Le Conseil canadien pour les réfugiés au forum multilatéral à Genève

Genève, 7 juin 2024 - Les délégués d’ONG de 26 pays se réunissant à Genève cette semaine ont lancé un appel en faveur d’actions internationales pour élargir l’accès à la réinstallation des réfugiés et leur offrir des voies de migration supplémentaires, alors que le HCR publie un nouveau rapport indiquant que 2,9 millions de réfugiés à travers le monde devront être réinstallés de façon prioritaire en 2025.

Les Consultations sur la réinstallation et les voies complémentaires (CRVC), un forum annuel d’une durée de trois jours, se sont ouvertes à Genève le 5 juin avec la publication du rapport du HCR sur les besoins en matière de réinstallation à l’échelle mondiale en 2025.

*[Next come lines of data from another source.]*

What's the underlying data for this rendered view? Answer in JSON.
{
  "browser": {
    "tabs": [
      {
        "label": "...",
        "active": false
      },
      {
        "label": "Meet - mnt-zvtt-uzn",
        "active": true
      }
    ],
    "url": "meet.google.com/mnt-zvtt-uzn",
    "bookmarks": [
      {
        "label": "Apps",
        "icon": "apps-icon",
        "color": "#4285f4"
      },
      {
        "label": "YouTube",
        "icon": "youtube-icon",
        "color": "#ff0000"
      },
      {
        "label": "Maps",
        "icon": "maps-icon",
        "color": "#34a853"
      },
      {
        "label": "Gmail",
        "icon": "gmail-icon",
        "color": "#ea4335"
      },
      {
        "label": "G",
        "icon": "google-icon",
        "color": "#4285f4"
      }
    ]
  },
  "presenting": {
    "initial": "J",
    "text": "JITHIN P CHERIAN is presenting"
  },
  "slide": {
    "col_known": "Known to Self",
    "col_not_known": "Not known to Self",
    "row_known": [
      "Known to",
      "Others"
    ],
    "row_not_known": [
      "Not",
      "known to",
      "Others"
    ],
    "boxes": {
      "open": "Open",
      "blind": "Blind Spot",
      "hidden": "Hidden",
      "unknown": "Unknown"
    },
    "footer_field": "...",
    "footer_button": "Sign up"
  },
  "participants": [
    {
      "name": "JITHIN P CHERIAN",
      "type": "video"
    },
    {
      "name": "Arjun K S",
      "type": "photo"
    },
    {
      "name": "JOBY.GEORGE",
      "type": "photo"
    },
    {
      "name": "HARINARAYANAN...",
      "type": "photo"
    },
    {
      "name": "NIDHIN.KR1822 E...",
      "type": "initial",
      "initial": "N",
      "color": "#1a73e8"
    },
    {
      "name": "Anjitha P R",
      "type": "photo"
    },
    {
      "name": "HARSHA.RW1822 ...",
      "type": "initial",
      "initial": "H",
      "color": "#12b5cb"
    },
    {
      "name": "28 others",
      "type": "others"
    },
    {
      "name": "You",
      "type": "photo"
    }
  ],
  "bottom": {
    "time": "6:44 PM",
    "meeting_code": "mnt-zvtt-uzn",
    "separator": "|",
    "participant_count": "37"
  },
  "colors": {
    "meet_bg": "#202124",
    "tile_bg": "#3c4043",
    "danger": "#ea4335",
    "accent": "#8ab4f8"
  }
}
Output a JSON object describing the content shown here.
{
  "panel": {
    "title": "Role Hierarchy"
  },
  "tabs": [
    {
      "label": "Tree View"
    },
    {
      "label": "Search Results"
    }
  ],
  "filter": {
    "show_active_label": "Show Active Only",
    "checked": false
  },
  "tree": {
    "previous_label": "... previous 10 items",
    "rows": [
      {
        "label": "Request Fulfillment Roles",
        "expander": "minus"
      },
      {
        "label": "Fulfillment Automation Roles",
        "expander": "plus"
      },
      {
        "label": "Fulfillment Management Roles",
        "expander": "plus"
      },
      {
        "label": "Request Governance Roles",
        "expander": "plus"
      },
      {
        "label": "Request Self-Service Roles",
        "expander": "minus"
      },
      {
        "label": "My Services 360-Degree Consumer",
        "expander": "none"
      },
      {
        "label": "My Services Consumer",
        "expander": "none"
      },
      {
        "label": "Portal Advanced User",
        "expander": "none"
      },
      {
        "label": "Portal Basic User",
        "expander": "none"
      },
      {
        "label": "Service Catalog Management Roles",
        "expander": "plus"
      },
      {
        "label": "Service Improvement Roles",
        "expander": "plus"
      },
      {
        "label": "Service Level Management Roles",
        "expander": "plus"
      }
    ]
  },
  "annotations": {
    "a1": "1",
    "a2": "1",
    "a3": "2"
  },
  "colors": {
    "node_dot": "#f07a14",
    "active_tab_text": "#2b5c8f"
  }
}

Coprésidées par le gouvernement de l’Australie, le Refugee Council of Australia, le HCR et le Groupe consultatif sur les réfugiés (GCR) des CRVC, les CRVC 2024 réunissent 340 délégués de 44 pays, comprenant des représentants gouvernementaux, des ONG, des organismes dirigés par des réfugiés, des organisations du secteur privé et des institutions universitaires. Le Conseil canadien pour les réfugiés y participe avec une délégation de 11 personnes issues d’organisations membres de partout au Canada, y compris plusieurs personnes qui ont vécu l’expérience de réfugiés et qui sont maintenant installées au Canada.

Le rapport du HCR intitulé Besoins prévisionnels de réinstallation à l’échelle mondiale en 2025 identifie 2,9 millions de réfugiés qui auront besoin d’être réinstallés l’an prochain, soit un demi-million de réfugiés de plus que le nombre de réfugiés qu’avait identifiés le HCR l’an dernier. Le nombre de réfugiés ayant besoin de réinstallation prioritaire en 2025 est 30 fois supérieur aux 96 311 réfugiés qui ont été réinstallés en 2023 après avoir été dirigés par le HCR vers des États de réinstallation.

Une déclaration commune des ONG, présentée par Paul Power, directeur général du Refugee Council of Australia, lors de la séance d’ouverture des CRVC, a soutenu l’appel lancé par Filippo Grandi, Haut Commissaire des Nations unies pour les réfugiés, pour que les États prennent des engagements durables en faveur de la réinstallation des réfugiés.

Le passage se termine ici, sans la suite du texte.